Dasar Hukum berdirinya Pengadilan Agama Kraksaan :

 

Kota Kraksaan yang saat ini menjadi kota Kecamatan, pada awalnya adalah Ibu Kota Kabupaten Kraksaan yang dipimpin oleh seorang Bupati terahir bernama Ky. Ronggo, dengan struktur pemerintahan Eksekutif, Yudikatif dan Legeslatif, wilayah kekuasaan / Yuridiksi meliputi 14 Kecamatan yang kemudian dilebur menjadi satu Kabupaten Probolinggo.

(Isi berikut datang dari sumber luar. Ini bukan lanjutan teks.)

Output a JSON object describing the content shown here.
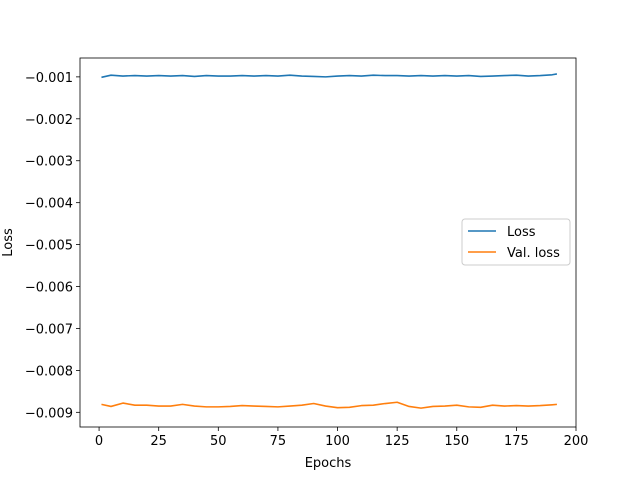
{
  "chart_data": {
    "type": "line",
    "title": "",
    "xlabel": "Epochs",
    "ylabel": "Loss",
    "xlim": [
      -8,
      200
    ],
    "ylim": [
      -0.00935,
      -0.00055
    ],
    "xticks": [
      0,
      25,
      50,
      75,
      100,
      125,
      150,
      175,
      200
    ],
    "xtick_labels": [
      "0",
      "25",
      "50",
      "75",
      "100",
      "125",
      "150",
      "175",
      "200"
    ],
    "yticks": [
      -0.001,
      -0.002,
      -0.003,
      -0.004,
      -0.005,
      -0.006,
      -0.007,
      -0.008,
      -0.009
    ],
    "ytick_labels": [
      "−0.001",
      "−0.002",
      "−0.003",
      "−0.004",
      "−0.005",
      "−0.006",
      "−0.007",
      "−0.008",
      "−0.009"
    ],
    "grid": false,
    "legend_position": "center-right",
    "series": [
      {
        "name": "Loss",
        "color": "#1f77b4",
        "x": [
          1,
          5,
          10,
          15,
          20,
          25,
          30,
          35,
          40,
          45,
          50,
          55,
          60,
          65,
          70,
          75,
          80,
          85,
          90,
          95,
          100,
          105,
          110,
          115,
          120,
          125,
          130,
          135,
          140,
          145,
          150,
          155,
          160,
          165,
          170,
          175,
          180,
          185,
          190,
          192
        ],
        "y": [
          -0.00101,
          -0.00096,
          -0.00098,
          -0.00097,
          -0.00098,
          -0.00097,
          -0.00098,
          -0.00097,
          -0.00099,
          -0.00097,
          -0.00098,
          -0.00098,
          -0.00097,
          -0.00098,
          -0.00097,
          -0.00098,
          -0.00096,
          -0.00098,
          -0.00099,
          -0.001,
          -0.00098,
          -0.00097,
          -0.00098,
          -0.00096,
          -0.00097,
          -0.00097,
          -0.00098,
          -0.00097,
          -0.00098,
          -0.00097,
          -0.00098,
          -0.00097,
          -0.00099,
          -0.00098,
          -0.00097,
          -0.00096,
          -0.00098,
          -0.00097,
          -0.00095,
          -0.00093
        ]
      },
      {
        "name": "Val. loss",
        "color": "#ff7f0e",
        "x": [
          1,
          5,
          10,
          15,
          20,
          25,
          30,
          35,
          40,
          45,
          50,
          55,
          60,
          65,
          70,
          75,
          80,
          85,
          90,
          95,
          100,
          105,
          110,
          115,
          120,
          125,
          130,
          135,
          140,
          145,
          150,
          155,
          160,
          165,
          170,
          175,
          180,
          185,
          190,
          192
        ],
        "y": [
          -0.00881,
          -0.00886,
          -0.00878,
          -0.00883,
          -0.00883,
          -0.00885,
          -0.00885,
          -0.00881,
          -0.00885,
          -0.00887,
          -0.00887,
          -0.00886,
          -0.00884,
          -0.00885,
          -0.00886,
          -0.00887,
          -0.00885,
          -0.00883,
          -0.00879,
          -0.00885,
          -0.00889,
          -0.00888,
          -0.00884,
          -0.00883,
          -0.00879,
          -0.00876,
          -0.00886,
          -0.0089,
          -0.00886,
          -0.00885,
          -0.00883,
          -0.00887,
          -0.00888,
          -0.00883,
          -0.00885,
          -0.00884,
          -0.00885,
          -0.00884,
          -0.00882,
          -0.00881
        ]
      }
    ]
  }
}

Setelah kemerdakaan Republik Indonesia, maka pada tahun 1945, disponsori oleh tokoh Ulama Pengadilan Agama di Kraksaan dibangun tegakkan kembali dengan berlandaskan stablat 152 tahun 1882 dengan yuridiksi meliputi bekas wilayah hukum Kabupaten Kraksaan yang terdiri 14 Kecamatan:

  1. Kecamatan Dringu;
  2. Kecamatan Gending;
  3. Kecamatan Banyuanyar;
  4. Kecamatan Maron;
  5. Kecamatan Gading;
  6. Kecamatan Krucil;
  7. Kecamatan Tiris;
  8. Kecamatan Pakuniran;
  9. Kecamatan Besuk;
  10. Kecamatan Kotaanyar;
  11. Kecamatan Paiton;
  12. Kecamatan Kraksaan;
  13. Kecamatan Pajarakan;
  14. Kecamatan Krejengan.

Keberadaan Pengadilan Agama Kraksaan yang semula berdasarkan hasil kesepakatan tokoh Ulama dengan bersendikan pada stablat 152 tahun 1882, kemudian diperkokoh keberadaannya dengan terbitnya :

  • Undang-Undang Nomor 1 tahun 1974 tentang perkawinan;
  • Peraturan Pemerintah Nomor: 9 tahun 1975 tentang pelaksanaan Undang-Undang Nomor 1 tahun 1974;
  • Undang-Undang Nomor 7 tahun 1989 tentang Peradilan Agama;
  • Kompilasi Hukum Islam
  • Undang-Undang Nomor 3 tahun 2006 tentang perubahan Undang-Undang Nomor 7 tahun 1989.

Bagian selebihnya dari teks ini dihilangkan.